We talk a lot about environmental protection, but very little about property rights. However, protecting the environment most often implies limiting the right to property, which leads to incessant conflicts between the State and the owners. Why ?
Posted at 9:00 a.m.
Difficult to know without a historical perspective over a few centuries.
Ownership in the Middle Ages conferred only limited rights. God owns everything, man is at best its usufructuary (a kind of tenant), and the king, anointed by God, grants overlapping rights. This deal divine implies leaving to the peasants the use of vast common spaces and natural resources to ensure their subsistence (the commons). Life there is fundamentally communal and precarious. Nature, mysterious and cruel, dominates man, and from afar. The law is adapted to this customary reality, which is called feudalism.
Newton arrives. He is modern, scientific and formidably intelligent. He makes the indirect demonstration that the dominion of God, that is his domination over all that cannot be explained, finds its reason in science. In a few years, God descends to Earth (read: God takes a considerable landing) and loses the privilege of being the author and source of all mysteries. To consecrate reason is to understand this frightening Nature which oppresses us and to dangle innumerable possibilities of success and wealth. But in order to dominate Nature, cultivate on a large scale or own millions of sheep whose wool will clothe the whole of Europe, the course of things must be changed and the common spaces privatized (i.e. the current equivalent of air and the water).
The law then moves away from custom and, like science, is anchored in reason. The proof of a right implies, as for the scientific fact, the analysis of the facts.
The property becomes the fact that one tries to demonstrate. To do this, we draw on Roman law. The res nullius solve this thorny problem. While in theory what belongs to no one belongs to all (these are the res communis), them res nullius admit the opposite: what belongs to no one can be taken by a single individual. The common spaces disappear in favor of capital and the peasants then become the workers of this new system of extraction and large-scale production: capitalism.
All colonies will be built on this principle. Exit therefore the res communis. Since we think on a large scale, the law invents the moral person, a creature of rights, but of few obligations, which skims the seas, the riches of the colonies and founds countries, then vast commercial enterprises. Let us think of the VOC of the Dutch merchants, richer on its own than the group formed by the Big Fives (GAFAM). The law is aligned with this new paradigm and adapts to this unqualified vision of the right to property, which is fundamental to commerce.
Then comes John Locke, English philosopher and ardent supporter of God (and shareholder of the Bank of England), who sees in the right of property the salvation of the individual. He who can support himself cannot be anyone’s slave. The freedom associated with the right of property will be enshrined in several constitutions, including that of the United States. Canada, like most Commonwealth countries, will never do so so as not to compromise the powers of Parliament and the King. Now, says Locke, an individual is able to demonstrate his right of ownership by his labor. In a few words, freedom is associated with the right to extract through one’s occupation of the land (which can moreover be appropriated by prescription). We will retain from his thinking that it is through action that we enhance the soil, that is to say that we give it a value, by “working” it, and that it is a question of an act of freedom, fundamental to the exercise of capitalism.

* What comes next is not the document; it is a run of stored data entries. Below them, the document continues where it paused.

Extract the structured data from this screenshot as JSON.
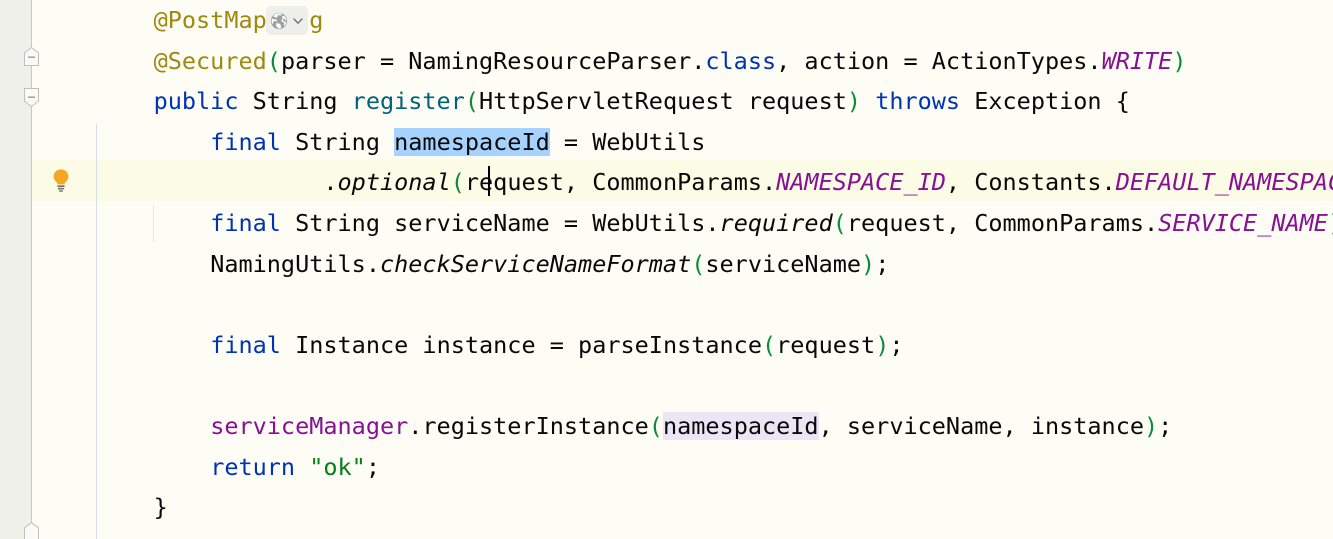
{
  "editor": {
    "language": "java",
    "theme": "IntelliJ Light",
    "colors": {
      "background": "#fdfdf6",
      "gutter_background": "#f0f0ea",
      "caret_row": "#fcfbe6",
      "selection": "#a6d2ff",
      "identifier_usage": "#eae6f5",
      "keyword": "#0033b3",
      "annotation": "#9e880d",
      "static_field": "#871094",
      "field": "#871094",
      "method_declaration": "#00627a",
      "string": "#067d17",
      "parentheses": "#0b8c3b",
      "default_text": "#080808",
      "caret": "#000000",
      "indent_guide": "#d7e0e8",
      "fold_line": "#c9c9c4",
      "bulb_accent": "#f5a623"
    },
    "gutter": {
      "icons": [
        {
          "name": "intention-bulb-icon",
          "label": "Show Context Actions",
          "line": 4
        },
        {
          "name": "fold-marker-collapsed-icon",
          "label": "Collapse annotation",
          "line": 2
        },
        {
          "name": "fold-marker-expanded-icon",
          "label": "Collapse method body",
          "line": 3
        },
        {
          "name": "fold-marker-end-icon",
          "label": "Method body end",
          "line": 13
        }
      ]
    },
    "inlay_hint": {
      "name": "url-mapping-inlay",
      "globe_icon": "globe-icon",
      "chevron_icon": "chevron-down-icon",
      "tooltip": "Open in browser / URL mappings"
    },
    "caret": {
      "line": 4,
      "visible": true
    },
    "selection": {
      "text": "namespaceId",
      "line": 4
    },
    "usage_highlight": {
      "text": "namespaceId",
      "line": 11
    },
    "lines": [
      {
        "n": 1,
        "indent": 4,
        "tokens": [
          {
            "t": "@PostMapping",
            "c": "anno"
          }
        ]
      },
      {
        "n": 2,
        "indent": 4,
        "tokens": [
          {
            "t": "@Secured",
            "c": "anno"
          },
          {
            "t": "(",
            "c": "paren"
          },
          {
            "t": "parser = NamingResourceParser.",
            "c": "ident"
          },
          {
            "t": "class",
            "c": "kw"
          },
          {
            "t": ", action = ActionTypes.",
            "c": "ident"
          },
          {
            "t": "WRITE",
            "c": "sfield"
          },
          {
            "t": ")",
            "c": "paren"
          }
        ]
      },
      {
        "n": 3,
        "indent": 4,
        "tokens": [
          {
            "t": "public",
            "c": "kw"
          },
          {
            "t": " String ",
            "c": "ident"
          },
          {
            "t": "register",
            "c": "method"
          },
          {
            "t": "(",
            "c": "paren"
          },
          {
            "t": "HttpServletRequest request",
            "c": "ident"
          },
          {
            "t": ")",
            "c": "paren"
          },
          {
            "t": " ",
            "c": "ident"
          },
          {
            "t": "throws",
            "c": "kw"
          },
          {
            "t": " Exception {",
            "c": "ident"
          }
        ]
      },
      {
        "n": 4,
        "indent": 8,
        "tokens": [
          {
            "t": "final",
            "c": "kw"
          },
          {
            "t": " String ",
            "c": "ident"
          },
          {
            "t": "namespaceId",
            "c": "ident",
            "sel": true
          },
          {
            "t": " = WebUtils",
            "c": "ident"
          }
        ]
      },
      {
        "n": 5,
        "indent": 16,
        "tokens": [
          {
            "t": ".",
            "c": "punc"
          },
          {
            "t": "optional",
            "c": "smethod"
          },
          {
            "t": "(",
            "c": "paren"
          },
          {
            "t": "request, CommonParams.",
            "c": "ident"
          },
          {
            "t": "NAMESPACE_ID",
            "c": "sfield"
          },
          {
            "t": ", Constants.",
            "c": "ident"
          },
          {
            "t": "DEFAULT_NAMESPACE_ID",
            "c": "sfield"
          },
          {
            "t": ")",
            "c": "paren"
          },
          {
            "t": ";",
            "c": "punc"
          }
        ]
      },
      {
        "n": 6,
        "indent": 8,
        "tokens": [
          {
            "t": "final",
            "c": "kw"
          },
          {
            "t": " String serviceName = WebUtils.",
            "c": "ident"
          },
          {
            "t": "required",
            "c": "smethod"
          },
          {
            "t": "(",
            "c": "paren"
          },
          {
            "t": "request, CommonParams.",
            "c": "ident"
          },
          {
            "t": "SERVICE_NAME",
            "c": "sfield"
          },
          {
            "t": ")",
            "c": "paren"
          },
          {
            "t": ";",
            "c": "punc"
          }
        ]
      },
      {
        "n": 7,
        "indent": 8,
        "tokens": [
          {
            "t": "NamingUtils.",
            "c": "ident"
          },
          {
            "t": "checkServiceNameFormat",
            "c": "smethod"
          },
          {
            "t": "(",
            "c": "paren"
          },
          {
            "t": "serviceName",
            "c": "ident"
          },
          {
            "t": ")",
            "c": "paren"
          },
          {
            "t": ";",
            "c": "punc"
          }
        ]
      },
      {
        "n": 8,
        "indent": 0,
        "tokens": []
      },
      {
        "n": 9,
        "indent": 8,
        "tokens": [
          {
            "t": "final",
            "c": "kw"
          },
          {
            "t": " Instance instance = parseInstance",
            "c": "ident"
          },
          {
            "t": "(",
            "c": "paren"
          },
          {
            "t": "request",
            "c": "ident"
          },
          {
            "t": ")",
            "c": "paren"
          },
          {
            "t": ";",
            "c": "punc"
          }
        ]
      },
      {
        "n": 10,
        "indent": 0,
        "tokens": []
      },
      {
        "n": 11,
        "indent": 8,
        "tokens": [
          {
            "t": "serviceManager",
            "c": "field"
          },
          {
            "t": ".registerInstance",
            "c": "ident"
          },
          {
            "t": "(",
            "c": "paren"
          },
          {
            "t": "namespaceId",
            "c": "ident",
            "usage": true
          },
          {
            "t": ", serviceName, instance",
            "c": "ident"
          },
          {
            "t": ")",
            "c": "paren"
          },
          {
            "t": ";",
            "c": "punc"
          }
        ]
      },
      {
        "n": 12,
        "indent": 8,
        "tokens": [
          {
            "t": "return",
            "c": "kw"
          },
          {
            "t": " ",
            "c": "ident"
          },
          {
            "t": "\"ok\"",
            "c": "str"
          },
          {
            "t": ";",
            "c": "punc"
          }
        ]
      },
      {
        "n": 13,
        "indent": 4,
        "tokens": [
          {
            "t": "}",
            "c": "ident"
          }
        ]
      }
    ]
  }
}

Even today, land only has value if you can attribute a price to what you can extract from it.
Thus, owning a forest is not an act of valuing the soil, because nothing can be gained from it. But cutting down the forest implies drawing a price from the cut trees. There is, in doing so, reclamation of the soil in the sense understood by John Locke and most of the current owners.
Over the centuries, countless laws of social order have come to limit and frame the rights to extract and exclude. The reason ? The obvious impossibility of endlessly sustaining so-called unsustainable GDP growth without harming the survival of species and resources. Once again, the law adapts. But how far has he adapted?
If Newton lived today, it is likely that he would take note of the situation, like the IPCC and the multitude of scientists who, after analyzing the facts, are sounding the alarm. But the res nullius and the right to extract and exclude are tough. But they were born when the earth’s population approached 500 million individuals and their survival did not depend on the protection of the environment.
What about now in the face of a population of nearly eight billion people? Is it time to change the business model and adjust the legal model? If the law, once again, follows the scientific model, the question does not arise. In fact, the answer is known to everyone and the law is quick to recognize the facts.
Moreover, whereas a few years ago the law presented property as a fundamental right, it now presents housing as such a right and, as a sign of new times, now attributes the title of fundamental value to the environment, a evidence that was unnecessary to name before the industrial revolutions. The current downgrading of private property is probably a transitional phase towards an increased recognition of the omnipotence of Nature.
But time is running out. And the real question that must now be asked is, in my opinion, the following: who is in control of the time we have left? In fact, these are no longer the res nullius which pose the greatest problem, but rather the time that we will take to dominate what we have invented and to combine environmental imperatives with the sometimes irremediable consequences of the exercise of property rights on our collective survival.